たとえば冒頭の悩み提示で離脱が多ければ、広告の訴求とページの内容がずれている可能性がある。料金説明の箇所で離脱が多ければ、費用が高すぎるか説明が不十分かを検討する。

改善には専門知識が必要なため、制作会社に運用も依頼するか、自院でGoogleアナリティクスの見方を学ぶ必要がある。月額3万円から5万円程度で運用サポートを提供する制作会社もある。

広告費とセットで予算を組む

ランディングページは広告と組み合わせることで効果を発揮する。制作費に加え、月額5万円から10万円程度の広告費を見込んでおく。

歯科医院の平均年商が約4575万円、広告費の目安が売上の3%から5%とされるため、月額11万円から19万円が広告費の標準的な範囲になる。この中でランディングページの制作費を初期投資として扱い、広告費は継続的なコストとして確保する。

新患1人あたりの獲得コストが5000円以内に収まっていれば、投資対効果は十分にあると判断できる。

よくある失敗パターン

ランディングページを作ったのに成果が出ない医院には、いくつか共通する失敗がある。

HPと内容が変わらない

ランディングページを作っても、HPの内容をそのまま1ページにまとめただけでは意味がない。治療メニューの説明、医院紹介、アクセス情報を全部載せると、結局HPと同じ情報過多の状態になり成約率は上がらない。

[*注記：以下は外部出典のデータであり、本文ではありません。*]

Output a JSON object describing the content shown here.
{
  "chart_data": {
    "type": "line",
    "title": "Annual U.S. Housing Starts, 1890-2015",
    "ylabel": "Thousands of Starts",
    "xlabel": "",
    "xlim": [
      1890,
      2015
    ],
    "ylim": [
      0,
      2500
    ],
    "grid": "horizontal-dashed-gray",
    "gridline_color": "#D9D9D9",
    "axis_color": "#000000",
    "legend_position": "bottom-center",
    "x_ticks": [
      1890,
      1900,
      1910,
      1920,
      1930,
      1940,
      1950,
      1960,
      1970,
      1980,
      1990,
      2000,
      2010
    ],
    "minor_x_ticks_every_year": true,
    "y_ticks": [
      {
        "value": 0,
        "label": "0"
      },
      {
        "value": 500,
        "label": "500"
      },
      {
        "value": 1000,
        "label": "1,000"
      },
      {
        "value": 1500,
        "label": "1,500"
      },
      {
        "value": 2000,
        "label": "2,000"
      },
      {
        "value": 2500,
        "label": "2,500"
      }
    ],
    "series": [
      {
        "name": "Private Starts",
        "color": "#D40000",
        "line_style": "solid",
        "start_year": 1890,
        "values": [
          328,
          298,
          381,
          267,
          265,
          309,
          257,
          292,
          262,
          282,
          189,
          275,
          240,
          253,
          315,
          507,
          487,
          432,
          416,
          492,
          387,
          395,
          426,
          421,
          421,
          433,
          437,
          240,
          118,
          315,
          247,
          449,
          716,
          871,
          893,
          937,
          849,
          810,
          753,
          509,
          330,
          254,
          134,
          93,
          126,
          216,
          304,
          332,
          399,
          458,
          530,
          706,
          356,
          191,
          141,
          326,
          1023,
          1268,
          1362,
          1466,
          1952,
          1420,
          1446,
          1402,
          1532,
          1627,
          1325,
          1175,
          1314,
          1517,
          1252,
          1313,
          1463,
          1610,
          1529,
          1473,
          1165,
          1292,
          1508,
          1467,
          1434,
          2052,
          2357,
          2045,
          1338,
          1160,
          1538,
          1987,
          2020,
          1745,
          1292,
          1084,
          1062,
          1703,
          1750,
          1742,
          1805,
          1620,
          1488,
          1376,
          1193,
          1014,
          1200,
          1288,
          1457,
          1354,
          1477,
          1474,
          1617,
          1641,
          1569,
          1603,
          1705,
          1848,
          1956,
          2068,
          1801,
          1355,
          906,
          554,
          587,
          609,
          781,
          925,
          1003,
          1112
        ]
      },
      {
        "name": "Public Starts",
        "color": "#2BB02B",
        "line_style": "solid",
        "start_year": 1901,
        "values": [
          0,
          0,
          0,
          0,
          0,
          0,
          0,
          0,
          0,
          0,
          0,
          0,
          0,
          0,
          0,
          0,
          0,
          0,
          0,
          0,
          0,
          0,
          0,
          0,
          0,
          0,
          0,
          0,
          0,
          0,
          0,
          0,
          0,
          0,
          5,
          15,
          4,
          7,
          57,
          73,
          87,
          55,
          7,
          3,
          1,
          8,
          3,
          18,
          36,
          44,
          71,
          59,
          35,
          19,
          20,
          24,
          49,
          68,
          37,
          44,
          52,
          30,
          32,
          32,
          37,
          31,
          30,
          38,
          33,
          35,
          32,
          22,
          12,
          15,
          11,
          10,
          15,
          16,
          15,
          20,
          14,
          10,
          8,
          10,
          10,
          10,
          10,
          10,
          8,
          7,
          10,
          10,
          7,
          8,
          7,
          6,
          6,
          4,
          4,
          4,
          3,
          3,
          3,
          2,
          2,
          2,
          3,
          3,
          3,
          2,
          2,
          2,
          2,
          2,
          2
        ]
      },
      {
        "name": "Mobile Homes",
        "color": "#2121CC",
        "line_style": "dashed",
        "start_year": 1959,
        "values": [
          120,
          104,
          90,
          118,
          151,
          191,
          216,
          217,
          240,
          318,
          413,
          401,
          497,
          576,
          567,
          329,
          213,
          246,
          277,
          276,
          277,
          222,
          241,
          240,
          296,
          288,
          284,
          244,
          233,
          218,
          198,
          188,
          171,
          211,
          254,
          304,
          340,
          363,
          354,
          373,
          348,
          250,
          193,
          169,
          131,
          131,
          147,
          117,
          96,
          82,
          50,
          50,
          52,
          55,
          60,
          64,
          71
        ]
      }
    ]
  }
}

ランディングページは1つの治療に絞り、訪問者が知りたい情報だけを順序立てて提示する。医院の歴史や院長の趣味といった情報は不要になる。

広告とページの内容がずれている

広告で「痛みの少ないインプラント」と訴求したのに、ページ冒頭で費用の安さを強調していると、訪問者は違和感を覚えて離脱する。広告の訴求とページの最初の一文は必ず一致させる。

予約までの導線が不明瞭

ページの最後に予約フォームがあっても、途中に他のページへのリンクが多数あると、訪問者は予約に至る前に離脱する。ランディングページ内のリンクは最小限にとどめ、予約か問い合わせに集中させる。

電話番号はページ上部に固定表示し、スマホからワンタップで発信できるようにしておくと成約率が上がる。約74.4%の患者がオンライン検索で情報を集める一方、実際の予約は電話で行う人も多いためになる。

HPは医院全体の信頼を築き、ランディングページは特定の治療への行動を促す。両者を適切に使い分けることで、Web広告の費用対効果は大きく変わる。自費診療の成約率を上げたいなら、まず1つの治療メニューに絞ったランディングページを作り、データを見ながら改善を続けることが出発点になる。